İşte cemaatsiznurcu bu soruları sormakla yoluna başladı. Bu soruları soranların elleriyle bu yolculuk başladı. Bu yolculuk bugün onbinlerce kişinin kafasında da yaşanıyor.

Akif Arslan Bey'in yazısında olduğu gibi dış mihraklar veya ajanlar veya komita oyunları aramak yerine, artık biraz daha insana kulak versek... İnsanı anlama aracı olan cemaatleri, insan mühendisliği yapma çabalarından uzaklaştırsak... Cemaat-i İslamiye (ümmet) bayrağı altında daha sıkıca toplanıp, daha alt gruplarla olan bağımızı yumuşatsak... Beyler, biz şeriat sizden daha az sevmiyoruz. Allah'ın kulu olmakta sizden geri değiliz. Kur'an'ı sizden daha az okumuyoruz. Risale bilgimiz de sizden az değildir. Ama cemaat enaniyetlerinizi ve istibdatlarınızı da giysisi değişmiş diye başımıza tac etmeyeceğiz. Komplo teorisyenliğinden yorulduğunuzda tuttuğunuz köşelerden cadde-i kübraya bir inin. İnsanlar neyi arıyor, siz nerede kaldınız, bir sorun. Allah'ın rıza dairesi ne ara sizin istişare heyetinizin toplantı salonu kadar daraldı da, ona uymamakla/sığmamakla insanları cehenneme düşmüş gibi gösterebiliyorsunuz?

17 Temmuz 2014 Perşembe

Sadeleştirmeyi eleştirirken eldeki sözlükten olmak

Bazen oluyor; istemediğiniz birşeye karşı mücadele ederken, başka sûret giymiş aynısı onun yerine geçmeye çalışıyor. Saltanata karşı meşrutiyet mücadelesi verirken, yerine Mustafa Kemal'in cum­huriyet kostümü giymiş diktatörlüğünün geçmesi gibi. Or­well'ın Hayvan Çiftliği en güzel eleştirisi bunun. Çiftliğin yönetiminden insanları devirmek marifet değil. Marifet; yerine geçmesini istediğin şeyin 'ne olduğunu' ve 'ne olmaması gerektiğini' tam bilmek. İşlevini değiştirmeye çalışmak yani. Yoksa yönetimdeki insanları değiştirmek hüner değil. Ahmet gider, Mehmet gelir, düzen aynı kalır. Düzen aynı kaldıktan sonra değişimi istemenin de bir anlamı kalmaz. Amacını yitirir. İnce Memed gibi pes edersiniz. Kaç ağa öldürürseniz öldürün yerine yenisi geldikten sonra, yola çıktığınız ilk yer, yani Abdi Ağa'yı vurmak da yanlış görünmeye başlar.
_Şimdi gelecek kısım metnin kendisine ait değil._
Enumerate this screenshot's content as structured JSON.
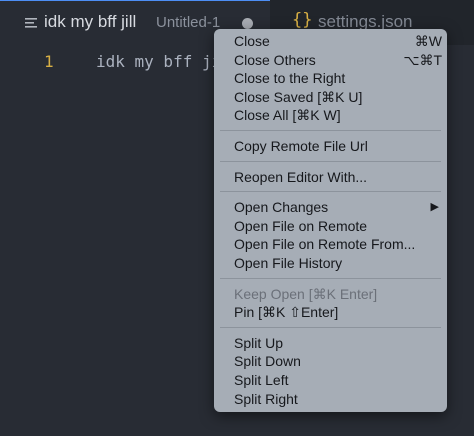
{
  "tabs": {
    "active": {
      "title": "idk my bff jill",
      "description": "Untitled-1",
      "icon": "menu-lines-icon"
    },
    "inactive": {
      "title": "settings.json",
      "icon": "braces-icon"
    }
  },
  "editor": {
    "line_number": "1",
    "code": "idk my bff jill"
  },
  "context_menu": {
    "close": "Close",
    "close_shortcut": "⌘W",
    "close_others": "Close Others",
    "close_others_shortcut": "⌥⌘T",
    "close_right": "Close to the Right",
    "close_saved": "Close Saved [⌘K U]",
    "close_all": "Close All [⌘K W]",
    "copy_remote_url": "Copy Remote File Url",
    "reopen_with": "Reopen Editor With...",
    "open_changes": "Open Changes",
    "open_on_remote": "Open File on Remote",
    "open_on_remote_from": "Open File on Remote From...",
    "open_history": "Open File History",
    "keep_open": "Keep Open [⌘K Enter]",
    "pin": "Pin [⌘K ⇧Enter]",
    "split_up": "Split Up",
    "split_down": "Split Down",
    "split_left": "Split Left",
    "split_right": "Split Right"
  },
  "colors": {
    "accent": "#4d8ef5",
    "line_number": "#d8b045",
    "menu_bg": "#a6adb6"
  }
}
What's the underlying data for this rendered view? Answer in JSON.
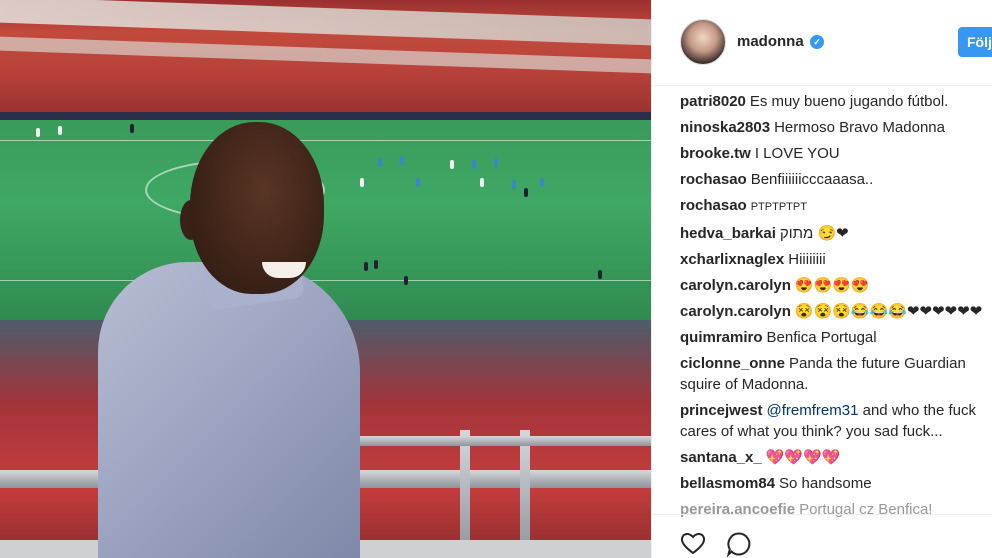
{
  "post": {
    "username": "madonna",
    "follow_label": "Följ",
    "verified_icon": "verified-badge-icon"
  },
  "comments": [
    {
      "user": "patri8020",
      "text": "Es muy bueno jugando fútbol."
    },
    {
      "user": "ninoska2803",
      "text": "Hermoso Bravo Madonna"
    },
    {
      "user": "brooke.tw",
      "text": "I LOVE YOU"
    },
    {
      "user": "rochasao",
      "text": "Benfiiiiiicccaaasa.."
    },
    {
      "user": "rochasao",
      "text": "PTPTPTPT"
    },
    {
      "user": "hedva_barkai",
      "text": "מתוק 😏❤"
    },
    {
      "user": "xcharlixnaglex",
      "text": "Hiiiiiiii"
    },
    {
      "user": "carolyn.carolyn",
      "text": "😍😍😍😍"
    },
    {
      "user": "carolyn.carolyn",
      "text": "😵😵😵😂😂😂❤❤❤❤❤❤"
    },
    {
      "user": "quimramiro",
      "text": "Benfica Portugal"
    },
    {
      "user": "ciclonne_onne",
      "text": "Panda the future Guardian squire of Madonna."
    },
    {
      "user": "princejwest",
      "mention": "@fremfrem31",
      "text": " and who the fuck cares of what you think? you sad fuck..."
    },
    {
      "user": "santana_x_",
      "text": "💖💖💖💖"
    },
    {
      "user": "bellasmom84",
      "text": "So handsome"
    },
    {
      "user": "pereira.ancoefie",
      "text": "Portugal cz Benfica!"
    }
  ],
  "actions": {
    "like_icon": "heart-icon",
    "comment_icon": "comment-icon"
  },
  "colors": {
    "accent": "#3897f0",
    "text": "#262626",
    "mention": "#003569"
  }
}
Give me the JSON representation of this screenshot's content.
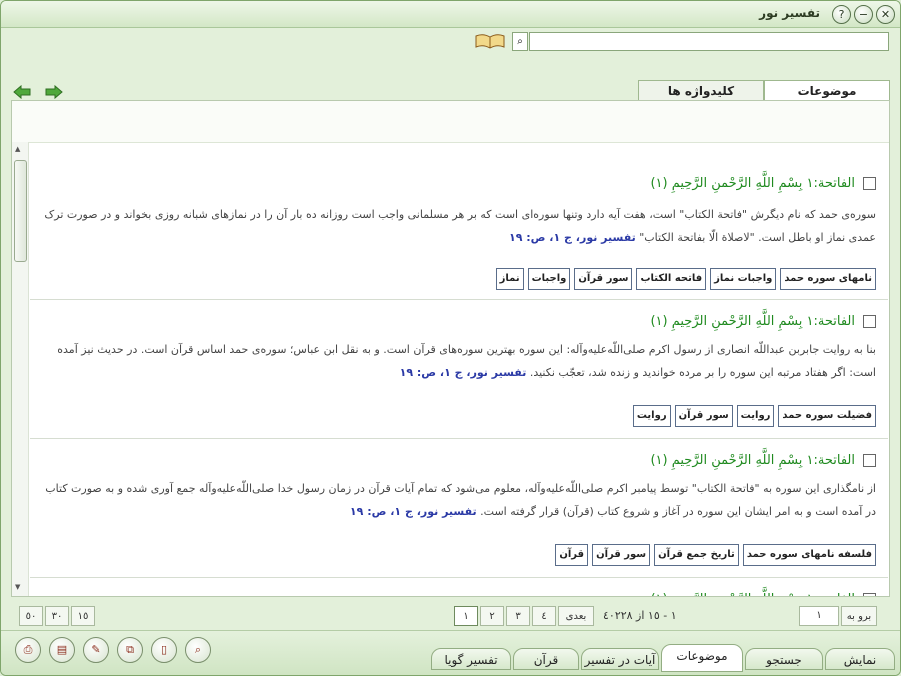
{
  "window": {
    "title": "تفسیر نور"
  },
  "search": {
    "placeholder": "",
    "value": ""
  },
  "tabs": [
    {
      "label": "موضوعات"
    },
    {
      "label": "کلیدواژه ها"
    }
  ],
  "results": [
    {
      "title": "الفاتحة:١ بِسْمِ اللَّهِ الرَّحْمنِ الرَّحِيمِ (١)",
      "text": "سوره‌ى حمد كه نام ديگرش \"فاتحة الكتاب\" است، هفت آيه دارد وتنها سوره‌اى است كه بر هر مسلمانى واجب است روزانه ده بار آن را در نمازهاى شبانه روزى بخواند و در صورت ترک عمدى نماز او باطل است. \"لاصلاة الّا بفاتحة الكتاب\"",
      "source": "تفسیر نور، ج ١، ص: ١٩",
      "keywords": [
        "نامهای سوره حمد",
        "واجبات نماز",
        "فاتحه الکتاب",
        "سور قرآن",
        "واجبات",
        "نماز"
      ]
    },
    {
      "title": "الفاتحة:١ بِسْمِ اللَّهِ الرَّحْمنِ الرَّحِيمِ (١)",
      "text": "بنا به روايت جابربن عبداللّه انصارى از رسول اكرم صلى‌اللّه‌عليه‌وآله: اين سوره بهترين سوره‌هاى قرآن است. و به نقل ابن عباس؛ سوره‌ى حمد اساس قرآن است. در حديث نيز آمده است: اگر هفتاد مرتبه اين سوره را بر مرده خوانديد و زنده شد، تعجّب نكنيد.",
      "source": "تفسیر نور، ج ١، ص: ١٩",
      "keywords": [
        "فضیلت سوره حمد",
        "روایت",
        "سور قرآن",
        "روایت"
      ]
    },
    {
      "title": "الفاتحة:١ بِسْمِ اللَّهِ الرَّحْمنِ الرَّحِيمِ (١)",
      "text": "از نامگذارى اين سوره به \"فاتحة الكتاب\" توسط پيامبر اكرم صلى‌اللّه‌عليه‌وآله، معلوم مى‌شود كه تمام آيات قرآن در زمان رسول خدا صلى‌اللّه‌عليه‌وآله جمع آورى شده و به صورت كتاب در آمده است و به امر ايشان اين سوره در آغاز و شروع كتاب (قرآن) قرار گرفته است.",
      "source": "تفسیر نور، ج ١، ص: ١٩",
      "keywords": [
        "فلسفه نامهای سوره حمد",
        "تاریخ جمع قرآن",
        "سور قرآن",
        "قرآن"
      ]
    }
  ],
  "pager": {
    "page_sizes": [
      "١٥",
      "٣٠",
      "٥٠"
    ],
    "pages": [
      "١",
      "٢",
      "٣",
      "٤"
    ],
    "next_label": "بعدی",
    "range_text": "١ - ١٥ از ٤٠٢٢٨",
    "goto_label": "برو به",
    "goto_value": "١"
  },
  "bottom_tabs": [
    {
      "label": "نمایش"
    },
    {
      "label": "جستجو"
    },
    {
      "label": "موضوعات"
    },
    {
      "label": "آیات در تفسیر"
    },
    {
      "label": "قرآن"
    },
    {
      "label": "تفسیر گویا"
    }
  ],
  "colors": {
    "accent_green": "#1f8a1f",
    "source_blue": "#2b3aa6",
    "frame_green": "#7fa56b"
  }
}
Demek ki böylesi heyecanlı zamanlardan korkmalı. Bediüzzaman'a; "İslam Ordusunun Yunan'a galebesinden neş'e alan ehl-i imanın kuvvetli efkârı içinde, gayet müthiş bir zındıka fikri, içine girmek ve bozmak ve zehirlendirmek için dessâsâne çalıştığını gördüm..." dedirten sırrı anlamalı. Adımları endişeyle atmalı. Sorgulamalı. Kapılmaktan çekinmeli. Her anlaşılmazı, nedeni izah edilmeyeni, taklid isteyeni eleştirebilmeli. Bizi kalabalıkla birlikte sürüklemek isteyenlere; "Dur bakalım! Daha beni ikna edemedin. Aklımın hakkını ver!" diyebilmeli.

Bunu kıymetli buluyorum. Çünkü bu taklid ehli değil, tahkik ehli olduğumuzu gösteren birşeydir. Delilsiz ve sınamadan hareket etmemek bizim hem mesleğimiz, hem meşrebimizdir. "Hatta benim sözümü de, ben söylediğim için hüsn-ü zan edip tamamını kabul etmeyiniz. Belki ben de müfsidim. Veya bilmediğim halde ifsad ediyorum. Öyleyse, her söylenen sözün kalbe girmesine yol vermeyiniz. İşte, size söylediğim sözler hayalin elinde kalsın, mihenge vurunuz. Eğer altın çıktıysa kalbde saklayınız. Bakır çıktıysa, çok gıybeti üstüne ve bedduayı arkasına takınız, bana reddediniz, gönderiniz..." diyen Üstadın yolu herhalde bazılarının sandığı gibi 'birileri ne diyorsa doğrudur, bir hikmeti vardır' tarzı bir ezber değildir. Hatta ilk savaşılması gereken bizzat budur.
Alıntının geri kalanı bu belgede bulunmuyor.